October 27, 2014 marks the centennial of the birth in Swansea, Wales, of world-renowned poet Dylan Thomas. A famous tippler, Thomas died in New York City at the age of 39 in 1953. The singer-songwriter Bob Dylan (originally Robert Allen Zimmerman) assumed his name in tribute to the poet.
Some of Thomas’s poems have entered the canon of poetry in the English language. His “Do not go gentle into that good night” has become almost a popular saying, expressing the passion to live large up to the very end. The companion line from that poem that has also found its way into common speech is “Rage, rage against the dying of the light.” How many old radicals in retirement homes, now trying to organize the workers there, have embraced this philosophy of militancy into their sunset years!
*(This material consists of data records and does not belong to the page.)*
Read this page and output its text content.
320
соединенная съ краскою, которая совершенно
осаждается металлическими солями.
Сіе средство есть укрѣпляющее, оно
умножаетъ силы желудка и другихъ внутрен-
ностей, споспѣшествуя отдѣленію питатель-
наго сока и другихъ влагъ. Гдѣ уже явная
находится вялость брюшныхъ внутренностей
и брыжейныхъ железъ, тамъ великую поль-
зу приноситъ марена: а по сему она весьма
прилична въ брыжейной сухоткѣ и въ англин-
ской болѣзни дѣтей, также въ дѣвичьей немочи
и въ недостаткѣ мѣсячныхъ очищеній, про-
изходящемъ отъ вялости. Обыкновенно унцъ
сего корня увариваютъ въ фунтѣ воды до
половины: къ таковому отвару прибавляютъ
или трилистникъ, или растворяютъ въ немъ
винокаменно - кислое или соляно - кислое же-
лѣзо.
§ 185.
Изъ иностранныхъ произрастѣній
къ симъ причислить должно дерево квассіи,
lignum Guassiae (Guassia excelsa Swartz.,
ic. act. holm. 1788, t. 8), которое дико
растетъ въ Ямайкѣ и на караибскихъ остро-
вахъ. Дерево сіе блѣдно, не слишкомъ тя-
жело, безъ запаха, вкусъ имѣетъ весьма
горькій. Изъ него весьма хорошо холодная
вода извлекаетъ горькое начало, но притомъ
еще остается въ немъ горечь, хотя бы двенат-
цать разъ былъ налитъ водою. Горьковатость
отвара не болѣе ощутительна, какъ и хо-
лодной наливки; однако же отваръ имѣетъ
More than any other single work, Dylan Thomas is known for the 1954 radio drama (performed posthumously, and often staged) Under Milk Wood, which comprises a day in the life of the small fictional Welsh seaside town of Llareggub, with a wide-ranging cast of characters that one might find there. Various professions are represented among its colorful folk: a sea captain and fisherman, the butcher, the barber and herbalist, the barman, cobbler, draper and undertaker, the sweetshop owner, the proprietress of a guesthouse, the schoolteacher, church organist, linoleum salesman, farmer, police constable, postman and preacher. They all have their vivid dreams and fantasies, many libidinous and ecstatic. The play is a warm and tender appreciation of the human spirit, without a false note of sentimentality.